Not really. The short term solution would have been bug 1095620, but the blocking bug 1074961 took almost 2 months more to complete than expected due to existing wrongness. I think we're going to have to let this ride for another release. :-(
Flags: needinfo?(terrence)
Comment 10•10 years ago
|
||
Thanks terrence! I will go ahead and mark it wontfix for 34 then. Our overall crash rate for 34 is looking pretty good actually!
I feel that you should have this animated gif of a kitten with a butterfly:
http://image.blingee.com/images19/content/output/000/000/000/7a9/785756861_1112924.gif
Comment 11•10 years ago
|
||
Our fork of jemalloc now caches up to 128 chunks worth of memory (bug 1073662), and may be getting a variant of the GC allocation logic (bug 1005844). Once we have both, it might be a good idea to see if we can rip out the GC allocation logic in favor of making jemalloc do the heavy lifting, so the GC can benefit from the recycled chunks.
Unfortunately, the chunk recycling logic fundamentally cannot handle chunks of different sizes on Windows, so it is limited to chunksized allocations there (so it won't help with, say, allocating the nursery itself). I'm also not sure if jemalloc actually *exposes* a way to choose the desired alignment, but I'm sure we can make it do so.
Also note that if the patch in bug 1005844 is rejected, I do not think we should unify the logic as it will be a step backward for the GC (just caching chunks does not help use all available chunks in high fragmentation situations).
Comment 12•10 years ago
|
||
This is at #19 for ff35, marking wontfix given we have nothing new to try and bug 1074961 is resolved on 36, we should be OK shipping with this but seeing reduced/no volume in the 36 release.
Comment 13•10 years ago
|
||
Yepp, still exists in the 35.0.1.
Firefox 35.0.1 Crash Report [@ OOM | unknown | js::CrashAtUnhandlableOOM(char const*) | js::Nursery::moveToTenured(js::gc::MinorCollectionTracer*, JSObject*) ]

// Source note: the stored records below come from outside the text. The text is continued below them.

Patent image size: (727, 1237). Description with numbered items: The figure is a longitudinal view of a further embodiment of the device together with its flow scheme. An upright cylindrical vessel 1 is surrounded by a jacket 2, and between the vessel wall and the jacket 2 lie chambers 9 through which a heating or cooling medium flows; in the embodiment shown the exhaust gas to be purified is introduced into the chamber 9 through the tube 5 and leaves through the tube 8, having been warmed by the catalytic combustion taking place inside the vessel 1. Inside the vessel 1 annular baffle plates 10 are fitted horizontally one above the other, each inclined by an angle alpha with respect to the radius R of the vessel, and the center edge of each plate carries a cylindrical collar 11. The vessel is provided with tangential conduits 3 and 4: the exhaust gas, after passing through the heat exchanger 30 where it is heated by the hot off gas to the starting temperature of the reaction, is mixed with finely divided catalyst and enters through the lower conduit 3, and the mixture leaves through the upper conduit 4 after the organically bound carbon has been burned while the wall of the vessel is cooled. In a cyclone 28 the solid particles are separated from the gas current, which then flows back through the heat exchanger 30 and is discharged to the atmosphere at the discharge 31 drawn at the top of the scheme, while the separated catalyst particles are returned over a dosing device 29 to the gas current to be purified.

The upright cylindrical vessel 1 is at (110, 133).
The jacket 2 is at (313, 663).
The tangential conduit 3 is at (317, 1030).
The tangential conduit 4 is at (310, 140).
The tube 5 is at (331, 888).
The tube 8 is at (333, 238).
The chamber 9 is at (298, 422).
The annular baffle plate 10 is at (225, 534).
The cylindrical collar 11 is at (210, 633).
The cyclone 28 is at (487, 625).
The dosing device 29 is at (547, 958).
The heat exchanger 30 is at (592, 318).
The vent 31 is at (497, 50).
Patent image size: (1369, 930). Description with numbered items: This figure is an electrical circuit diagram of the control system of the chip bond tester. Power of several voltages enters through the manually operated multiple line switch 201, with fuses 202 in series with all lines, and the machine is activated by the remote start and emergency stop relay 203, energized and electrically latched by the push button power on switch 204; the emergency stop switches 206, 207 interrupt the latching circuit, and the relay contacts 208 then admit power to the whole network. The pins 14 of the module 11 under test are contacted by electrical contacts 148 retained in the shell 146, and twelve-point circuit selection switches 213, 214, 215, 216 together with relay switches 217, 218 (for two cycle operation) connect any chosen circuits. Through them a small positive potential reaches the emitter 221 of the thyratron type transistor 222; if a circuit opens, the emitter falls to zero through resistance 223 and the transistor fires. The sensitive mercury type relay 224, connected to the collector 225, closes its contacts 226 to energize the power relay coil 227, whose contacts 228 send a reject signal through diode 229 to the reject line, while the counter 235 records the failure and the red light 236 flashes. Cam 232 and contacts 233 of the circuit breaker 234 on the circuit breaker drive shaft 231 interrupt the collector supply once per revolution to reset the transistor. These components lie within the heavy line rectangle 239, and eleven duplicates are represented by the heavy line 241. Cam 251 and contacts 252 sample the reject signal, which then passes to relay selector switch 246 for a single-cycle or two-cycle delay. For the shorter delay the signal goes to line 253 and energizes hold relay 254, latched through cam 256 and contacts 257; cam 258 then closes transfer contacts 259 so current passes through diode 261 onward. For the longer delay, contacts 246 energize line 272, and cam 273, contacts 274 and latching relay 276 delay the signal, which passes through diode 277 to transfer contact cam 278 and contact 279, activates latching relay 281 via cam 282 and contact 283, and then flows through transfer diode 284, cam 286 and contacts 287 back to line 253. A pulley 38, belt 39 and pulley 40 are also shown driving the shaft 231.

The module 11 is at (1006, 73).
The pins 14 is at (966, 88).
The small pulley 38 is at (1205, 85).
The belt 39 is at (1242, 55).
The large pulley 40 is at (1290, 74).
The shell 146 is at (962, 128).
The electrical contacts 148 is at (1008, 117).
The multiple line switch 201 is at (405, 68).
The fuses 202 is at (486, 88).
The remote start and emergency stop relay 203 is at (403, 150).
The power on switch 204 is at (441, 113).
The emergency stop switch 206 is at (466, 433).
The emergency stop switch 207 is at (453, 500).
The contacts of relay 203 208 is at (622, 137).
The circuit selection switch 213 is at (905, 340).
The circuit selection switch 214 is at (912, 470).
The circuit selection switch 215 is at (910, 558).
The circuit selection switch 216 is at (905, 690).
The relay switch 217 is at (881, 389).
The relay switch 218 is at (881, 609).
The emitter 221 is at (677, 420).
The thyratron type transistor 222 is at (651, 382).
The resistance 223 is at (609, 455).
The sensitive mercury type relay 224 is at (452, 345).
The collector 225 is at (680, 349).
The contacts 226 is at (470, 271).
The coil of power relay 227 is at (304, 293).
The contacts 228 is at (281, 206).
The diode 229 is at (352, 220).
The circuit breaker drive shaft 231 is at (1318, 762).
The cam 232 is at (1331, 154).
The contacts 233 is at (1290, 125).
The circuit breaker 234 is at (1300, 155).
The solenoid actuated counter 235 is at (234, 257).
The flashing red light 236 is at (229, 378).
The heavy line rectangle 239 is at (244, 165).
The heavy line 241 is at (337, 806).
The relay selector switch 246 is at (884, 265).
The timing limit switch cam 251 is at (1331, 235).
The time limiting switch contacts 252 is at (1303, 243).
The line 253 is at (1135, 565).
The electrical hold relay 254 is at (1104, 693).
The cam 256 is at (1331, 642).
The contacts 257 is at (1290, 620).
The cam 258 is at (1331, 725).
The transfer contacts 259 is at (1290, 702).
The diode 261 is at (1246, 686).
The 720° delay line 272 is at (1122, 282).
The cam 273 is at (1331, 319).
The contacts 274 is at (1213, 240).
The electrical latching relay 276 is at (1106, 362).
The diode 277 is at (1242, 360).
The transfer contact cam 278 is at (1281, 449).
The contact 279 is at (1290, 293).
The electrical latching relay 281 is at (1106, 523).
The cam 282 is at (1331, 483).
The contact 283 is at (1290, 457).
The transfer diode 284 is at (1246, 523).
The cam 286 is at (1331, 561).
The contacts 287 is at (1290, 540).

https://crash-stats.mozilla.com/report/index/f2bfa16c-6386-4258-8219-0d9c82150129
but if it's fixed for 36, let's let it rest.
Comment 14•10 years ago
|
||
initially wanted to leave this thread in peace, but my system fails with this several times a day...
the last two
https://crash-stats.mozilla.com/report/index/75fb60a5-842b-4e4d-b52a-ceadf2150204
https://crash-stats.mozilla.com/report/index/800f9df1-bd6d-4ac5-8c6c-447912150204
will have to stop watching youtube playlists...
Comment 15•10 years ago
|
||
This is the #15 topcrash on Firefox 36.0b with a high number of crashes still in 36.0b5. Not in the top 10 but significantly high volume.
Comment 16•10 years ago
|
||
This may be fixed in 36.0b6 actually. Kairo is there enough data by now to judge or should it wait another day?
Flags: needinfo?(kairo)
Comment 17•10 years ago
|
||
(In reply to Liz Henry :lizzard from comment #16)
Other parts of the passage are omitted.